This repository contains code for a video processing pipeline using the Swin2SR model. The pipeline includes video downloading, frame extraction, image restoration, and video generation.
pip install -r requirements.txt
This will install the packages needed to run this project
Code was tested with Python 3.8.17 and Ubuntu 20.04.
At least ffmpeg version 4 should be install on the system.
-
Clone the repository:
git clone https://github.com/tendermonster/otcv23
-
pip install -r requirements.txt
- Download and Process Video:
Use the download_and_process_video()
function to download a video of your choice and extract frames from it.
This function downloads a video from a specified URL and saves it in the e.g "media/" directory. The frames are extracted and stored in the e.g "media/video/" directory.
- Run the Model and Scale the Frames:
Modify the command-line arguments in the args list inside the main.py script to configure the Swin2SR model. Adjust the task, scale factor, training patch size, model path, folder containing the low-quality frames, and save image options according to your requirements. The script uses the Swin2SR model to restore and upscale the frames based on the provided arguments.

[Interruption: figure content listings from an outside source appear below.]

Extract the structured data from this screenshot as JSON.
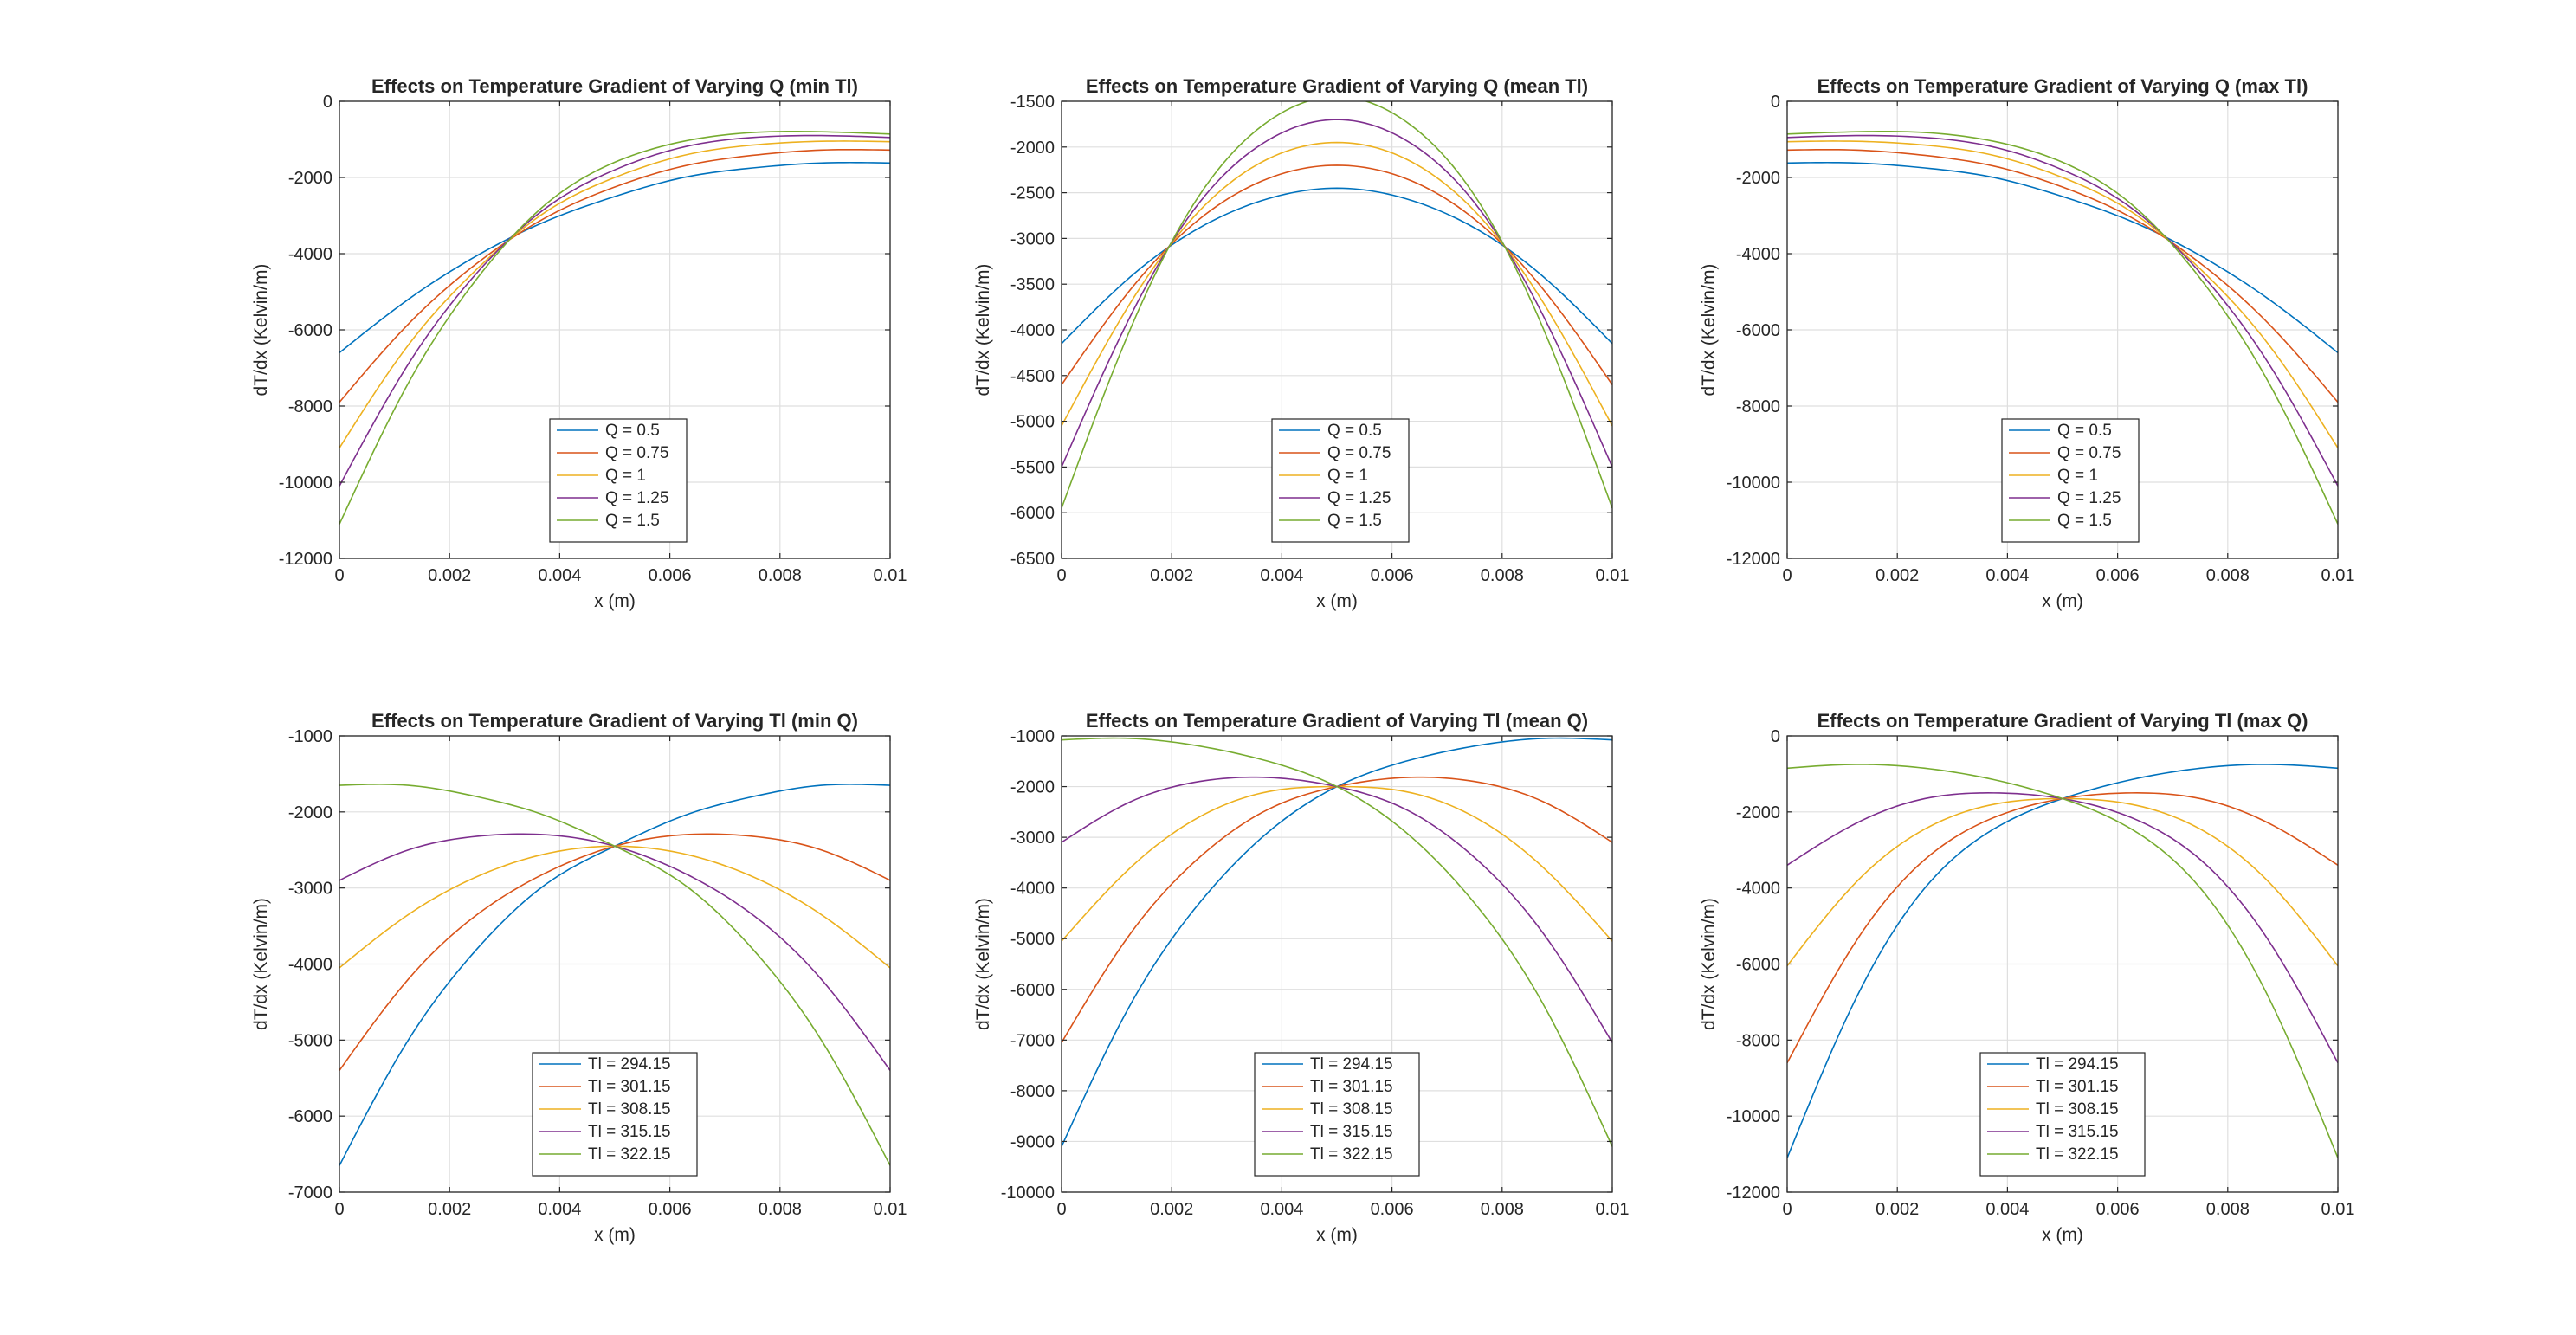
{
  "colors": {
    "series": [
      "#0072BD",
      "#D95319",
      "#EDB120",
      "#7E2F8E",
      "#77AC30"
    ],
    "grid": "#dfdfdf",
    "axis": "#262626"
  },
  "chart_data": [
    {
      "type": "line",
      "title": "Effects on Temperature Gradient of Varying Q (min Tl)",
      "xlabel": "x (m)",
      "ylabel": "dT/dx (Kelvin/m)",
      "xlim": [
        0,
        0.01
      ],
      "ylim": [
        -12000,
        0
      ],
      "xticks": [
        0,
        0.002,
        0.004,
        0.006,
        0.008,
        0.01
      ],
      "xtick_labels": [
        "0",
        "0.002",
        "0.004",
        "0.006",
        "0.008",
        "0.01"
      ],
      "yticks": [
        -12000,
        -10000,
        -8000,
        -6000,
        -4000,
        -2000,
        0
      ],
      "ytick_labels": [
        "-12000",
        "-10000",
        "-8000",
        "-6000",
        "-4000",
        "-2000",
        "0"
      ],
      "grid": true,
      "legend_position": "bottom-center",
      "series": [
        {
          "name": "Q = 0.5",
          "x": [
            0,
            0.00125,
            0.0025,
            0.00375,
            0.005,
            0.00625,
            0.0075,
            0.00875,
            0.01
          ],
          "y": [
            -6600,
            -5200,
            -4050,
            -3150,
            -2500,
            -2000,
            -1750,
            -1620,
            -1620
          ]
        },
        {
          "name": "Q = 0.75",
          "x": [
            0,
            0.00125,
            0.0025,
            0.00375,
            0.005,
            0.00625,
            0.0075,
            0.00875,
            0.01
          ],
          "y": [
            -7900,
            -5850,
            -4250,
            -3050,
            -2250,
            -1700,
            -1420,
            -1280,
            -1280
          ]
        },
        {
          "name": "Q = 1",
          "x": [
            0,
            0.00125,
            0.0025,
            0.00375,
            0.005,
            0.00625,
            0.0075,
            0.00875,
            0.01
          ],
          "y": [
            -9100,
            -6400,
            -4400,
            -2900,
            -2000,
            -1420,
            -1150,
            -1050,
            -1060
          ]
        },
        {
          "name": "Q = 1.25",
          "x": [
            0,
            0.00125,
            0.0025,
            0.00375,
            0.005,
            0.00625,
            0.0075,
            0.00875,
            0.01
          ],
          "y": [
            -10100,
            -6900,
            -4500,
            -2800,
            -1800,
            -1200,
            -950,
            -900,
            -950
          ]
        },
        {
          "name": "Q = 1.5",
          "x": [
            0,
            0.00125,
            0.0025,
            0.00375,
            0.005,
            0.00625,
            0.0075,
            0.00875,
            0.01
          ],
          "y": [
            -11100,
            -7400,
            -4650,
            -2700,
            -1600,
            -1050,
            -820,
            -800,
            -860
          ]
        }
      ]
    },
    {
      "type": "line",
      "title": "Effects on Temperature Gradient of Varying Q (mean Tl)",
      "xlabel": "x (m)",
      "ylabel": "dT/dx (Kelvin/m)",
      "xlim": [
        0,
        0.01
      ],
      "ylim": [
        -6500,
        -1500
      ],
      "xticks": [
        0,
        0.002,
        0.004,
        0.006,
        0.008,
        0.01
      ],
      "xtick_labels": [
        "0",
        "0.002",
        "0.004",
        "0.006",
        "0.008",
        "0.01"
      ],
      "yticks": [
        -6500,
        -6000,
        -5500,
        -5000,
        -4500,
        -4000,
        -3500,
        -3000,
        -2500,
        -2000,
        -1500
      ],
      "ytick_labels": [
        "-6500",
        "-6000",
        "-5500",
        "-5000",
        "-4500",
        "-4000",
        "-3500",
        "-3000",
        "-2500",
        "-2000",
        "-1500"
      ],
      "grid": true,
      "legend_position": "bottom-center",
      "series": [
        {
          "name": "Q = 0.5",
          "x": [
            0,
            0.00125,
            0.0025,
            0.00375,
            0.005,
            0.00625,
            0.0075,
            0.00875,
            0.01
          ],
          "y": [
            -4150,
            -3420,
            -2885,
            -2565,
            -2450,
            -2565,
            -2885,
            -3420,
            -4150
          ]
        },
        {
          "name": "Q = 0.75",
          "x": [
            0,
            0.00125,
            0.0025,
            0.00375,
            0.005,
            0.00625,
            0.0075,
            0.00875,
            0.01
          ],
          "y": [
            -4600,
            -3560,
            -2790,
            -2345,
            -2200,
            -2345,
            -2790,
            -3560,
            -4600
          ]
        },
        {
          "name": "Q = 1",
          "x": [
            0,
            0.00125,
            0.0025,
            0.00375,
            0.005,
            0.00625,
            0.0075,
            0.00875,
            0.01
          ],
          "y": [
            -5050,
            -3705,
            -2700,
            -2130,
            -1950,
            -2130,
            -2700,
            -3705,
            -5050
          ]
        },
        {
          "name": "Q = 1.25",
          "x": [
            0,
            0.00125,
            0.0025,
            0.00375,
            0.005,
            0.00625,
            0.0075,
            0.00875,
            0.01
          ],
          "y": [
            -5500,
            -3850,
            -2610,
            -1925,
            -1700,
            -1925,
            -2610,
            -3850,
            -5500
          ]
        },
        {
          "name": "Q = 1.5",
          "x": [
            0,
            0.00125,
            0.0025,
            0.00375,
            0.005,
            0.00625,
            0.0075,
            0.00875,
            0.01
          ],
          "y": [
            -5950,
            -3990,
            -2530,
            -1720,
            -1450,
            -1720,
            -2530,
            -3990,
            -5950
          ]
        }
      ]
    },
    {
      "type": "line",
      "title": "Effects on Temperature Gradient of Varying Q (max Tl)",
      "xlabel": "x (m)",
      "ylabel": "dT/dx (Kelvin/m)",
      "xlim": [
        0,
        0.01
      ],
      "ylim": [
        -12000,
        0
      ],
      "xticks": [
        0,
        0.002,
        0.004,
        0.006,
        0.008,
        0.01
      ],
      "xtick_labels": [
        "0",
        "0.002",
        "0.004",
        "0.006",
        "0.008",
        "0.01"
      ],
      "yticks": [
        -12000,
        -10000,
        -8000,
        -6000,
        -4000,
        -2000,
        0
      ],
      "ytick_labels": [
        "-12000",
        "-10000",
        "-8000",
        "-6000",
        "-4000",
        "-2000",
        "0"
      ],
      "grid": true,
      "legend_position": "bottom-left",
      "series": [
        {
          "name": "Q = 0.5",
          "x": [
            0,
            0.00125,
            0.0025,
            0.00375,
            0.005,
            0.00625,
            0.0075,
            0.00875,
            0.01
          ],
          "y": [
            -1620,
            -1620,
            -1750,
            -2000,
            -2500,
            -3150,
            -4050,
            -5200,
            -6600
          ]
        },
        {
          "name": "Q = 0.75",
          "x": [
            0,
            0.00125,
            0.0025,
            0.00375,
            0.005,
            0.00625,
            0.0075,
            0.00875,
            0.01
          ],
          "y": [
            -1280,
            -1280,
            -1420,
            -1700,
            -2250,
            -3050,
            -4250,
            -5850,
            -7900
          ]
        },
        {
          "name": "Q = 1",
          "x": [
            0,
            0.00125,
            0.0025,
            0.00375,
            0.005,
            0.00625,
            0.0075,
            0.00875,
            0.01
          ],
          "y": [
            -1060,
            -1050,
            -1150,
            -1420,
            -2000,
            -2900,
            -4400,
            -6400,
            -9100
          ]
        },
        {
          "name": "Q = 1.25",
          "x": [
            0,
            0.00125,
            0.0025,
            0.00375,
            0.005,
            0.00625,
            0.0075,
            0.00875,
            0.01
          ],
          "y": [
            -950,
            -900,
            -950,
            -1200,
            -1800,
            -2800,
            -4500,
            -6900,
            -10100
          ]
        },
        {
          "name": "Q = 1.5",
          "x": [
            0,
            0.00125,
            0.0025,
            0.00375,
            0.005,
            0.00625,
            0.0075,
            0.00875,
            0.01
          ],
          "y": [
            -860,
            -800,
            -820,
            -1050,
            -1600,
            -2700,
            -4650,
            -7400,
            -11100
          ]
        }
      ]
    },
    {
      "type": "line",
      "title": "Effects on Temperature Gradient of Varying Tl (min Q)",
      "xlabel": "x (m)",
      "ylabel": "dT/dx (Kelvin/m)",
      "xlim": [
        0,
        0.01
      ],
      "ylim": [
        -7000,
        -1000
      ],
      "xticks": [
        0,
        0.002,
        0.004,
        0.006,
        0.008,
        0.01
      ],
      "xtick_labels": [
        "0",
        "0.002",
        "0.004",
        "0.006",
        "0.008",
        "0.01"
      ],
      "yticks": [
        -7000,
        -6000,
        -5000,
        -4000,
        -3000,
        -2000,
        -1000
      ],
      "ytick_labels": [
        "-7000",
        "-6000",
        "-5000",
        "-4000",
        "-3000",
        "-2000",
        "-1000"
      ],
      "grid": true,
      "legend_position": "bottom-center",
      "series": [
        {
          "name": "Tl = 294.15",
          "x": [
            0,
            0.00125,
            0.0025,
            0.00375,
            0.005,
            0.00625,
            0.0075,
            0.00875,
            0.01
          ],
          "y": [
            -6650,
            -5000,
            -3800,
            -2950,
            -2450,
            -2050,
            -1800,
            -1650,
            -1650
          ]
        },
        {
          "name": "Tl = 301.15",
          "x": [
            0,
            0.00125,
            0.0025,
            0.00375,
            0.005,
            0.00625,
            0.0075,
            0.00875,
            0.01
          ],
          "y": [
            -5400,
            -4200,
            -3350,
            -2800,
            -2450,
            -2300,
            -2320,
            -2500,
            -2900
          ]
        },
        {
          "name": "Tl = 308.15",
          "x": [
            0,
            0.00125,
            0.0025,
            0.00375,
            0.005,
            0.00625,
            0.0075,
            0.00875,
            0.01
          ],
          "y": [
            -4050,
            -3350,
            -2850,
            -2550,
            -2450,
            -2550,
            -2850,
            -3350,
            -4050
          ]
        },
        {
          "name": "Tl = 315.15",
          "x": [
            0,
            0.00125,
            0.0025,
            0.00375,
            0.005,
            0.00625,
            0.0075,
            0.00875,
            0.01
          ],
          "y": [
            -2900,
            -2500,
            -2320,
            -2300,
            -2450,
            -2800,
            -3350,
            -4200,
            -5400
          ]
        },
        {
          "name": "Tl = 322.15",
          "x": [
            0,
            0.00125,
            0.0025,
            0.00375,
            0.005,
            0.00625,
            0.0075,
            0.00875,
            0.01
          ],
          "y": [
            -1650,
            -1650,
            -1800,
            -2050,
            -2450,
            -2950,
            -3800,
            -5000,
            -6650
          ]
        }
      ]
    },
    {
      "type": "line",
      "title": "Effects on Temperature Gradient of Varying Tl (mean Q)",
      "xlabel": "x (m)",
      "ylabel": "dT/dx (Kelvin/m)",
      "xlim": [
        0,
        0.01
      ],
      "ylim": [
        -10000,
        -1000
      ],
      "xticks": [
        0,
        0.002,
        0.004,
        0.006,
        0.008,
        0.01
      ],
      "xtick_labels": [
        "0",
        "0.002",
        "0.004",
        "0.006",
        "0.008",
        "0.01"
      ],
      "yticks": [
        -10000,
        -9000,
        -8000,
        -7000,
        -6000,
        -5000,
        -4000,
        -3000,
        -2000,
        -1000
      ],
      "ytick_labels": [
        "-10000",
        "-9000",
        "-8000",
        "-7000",
        "-6000",
        "-5000",
        "-4000",
        "-3000",
        "-2000",
        "-1000"
      ],
      "grid": true,
      "legend_position": "bottom-center",
      "series": [
        {
          "name": "Tl = 294.15",
          "x": [
            0,
            0.00125,
            0.0025,
            0.00375,
            0.005,
            0.00625,
            0.0075,
            0.00875,
            0.01
          ],
          "y": [
            -9100,
            -6300,
            -4300,
            -2900,
            -2000,
            -1500,
            -1200,
            -1050,
            -1080
          ]
        },
        {
          "name": "Tl = 301.15",
          "x": [
            0,
            0.00125,
            0.0025,
            0.00375,
            0.005,
            0.00625,
            0.0075,
            0.00875,
            0.01
          ],
          "y": [
            -7050,
            -4900,
            -3400,
            -2450,
            -2000,
            -1820,
            -1900,
            -2300,
            -3100
          ]
        },
        {
          "name": "Tl = 308.15",
          "x": [
            0,
            0.00125,
            0.0025,
            0.00375,
            0.005,
            0.00625,
            0.0075,
            0.00875,
            0.01
          ],
          "y": [
            -5050,
            -3600,
            -2600,
            -2100,
            -2000,
            -2100,
            -2600,
            -3600,
            -5050
          ]
        },
        {
          "name": "Tl = 315.15",
          "x": [
            0,
            0.00125,
            0.0025,
            0.00375,
            0.005,
            0.00625,
            0.0075,
            0.00875,
            0.01
          ],
          "y": [
            -3100,
            -2300,
            -1900,
            -1820,
            -2000,
            -2450,
            -3400,
            -4900,
            -7050
          ]
        },
        {
          "name": "Tl = 322.15",
          "x": [
            0,
            0.00125,
            0.0025,
            0.00375,
            0.005,
            0.00625,
            0.0075,
            0.00875,
            0.01
          ],
          "y": [
            -1080,
            -1050,
            -1200,
            -1500,
            -2000,
            -2900,
            -4300,
            -6300,
            -9100
          ]
        }
      ]
    },
    {
      "type": "line",
      "title": "Effects on Temperature Gradient of Varying Tl (max Q)",
      "xlabel": "x (m)",
      "ylabel": "dT/dx (Kelvin/m)",
      "xlim": [
        0,
        0.01
      ],
      "ylim": [
        -12000,
        0
      ],
      "xticks": [
        0,
        0.002,
        0.004,
        0.006,
        0.008,
        0.01
      ],
      "xtick_labels": [
        "0",
        "0.002",
        "0.004",
        "0.006",
        "0.008",
        "0.01"
      ],
      "yticks": [
        -12000,
        -10000,
        -8000,
        -6000,
        -4000,
        -2000,
        0
      ],
      "ytick_labels": [
        "-12000",
        "-10000",
        "-8000",
        "-6000",
        "-4000",
        "-2000",
        "0"
      ],
      "grid": true,
      "legend_position": "bottom-center",
      "series": [
        {
          "name": "Tl = 294.15",
          "x": [
            0,
            0.00125,
            0.0025,
            0.00375,
            0.005,
            0.00625,
            0.0075,
            0.00875,
            0.01
          ],
          "y": [
            -11100,
            -6900,
            -4000,
            -2450,
            -1650,
            -1150,
            -850,
            -750,
            -850
          ]
        },
        {
          "name": "Tl = 301.15",
          "x": [
            0,
            0.00125,
            0.0025,
            0.00375,
            0.005,
            0.00625,
            0.0075,
            0.00875,
            0.01
          ],
          "y": [
            -8600,
            -5400,
            -3250,
            -2150,
            -1650,
            -1500,
            -1650,
            -2300,
            -3400
          ]
        },
        {
          "name": "Tl = 308.15",
          "x": [
            0,
            0.00125,
            0.0025,
            0.00375,
            0.005,
            0.00625,
            0.0075,
            0.00875,
            0.01
          ],
          "y": [
            -6050,
            -3850,
            -2450,
            -1800,
            -1650,
            -1800,
            -2450,
            -3850,
            -6050
          ]
        },
        {
          "name": "Tl = 315.15",
          "x": [
            0,
            0.00125,
            0.0025,
            0.00375,
            0.005,
            0.00625,
            0.0075,
            0.00875,
            0.01
          ],
          "y": [
            -3400,
            -2300,
            -1650,
            -1500,
            -1650,
            -2150,
            -3250,
            -5400,
            -8600
          ]
        },
        {
          "name": "Tl = 322.15",
          "x": [
            0,
            0.00125,
            0.0025,
            0.00375,
            0.005,
            0.00625,
            0.0075,
            0.00875,
            0.01
          ],
          "y": [
            -850,
            -750,
            -850,
            -1150,
            -1650,
            -2450,
            -4000,
            -6900,
            -11100
          ]
        }
      ]
    }
  ]
}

- Convert Scaled and Restored Frames back to a Video:
After running the model and obtaining the scaled and restored frames, you can generate a new video with the frames_to_video function.
This function converts the frames located in the
results/swin2sr_compressed_sr_x4
directory back into a video. The resulting video is saved asdemo_output.mp4
.
- The copy of the project can be found in KAIR/
- To train the model from scratch fallow the https://github.com/cszn/KAIR/blob/master/docs/README_SwinIR.md
- For preductions use the
predict.py
script
from predict import Predictor
# Instantiate the predictor
predictor = Predictor()
# Setup the predictor (load models into memory)
predictor.setup()
# Specify the input image and task
input_image = "resources/test_image.jpg"
# Make a prediction
output_image = predictor.predict(input_image, task="compressed_sr")
# Print the path to the output image
print("Output Image:", output_image)
see main.py
This project is licensed under the MIT License.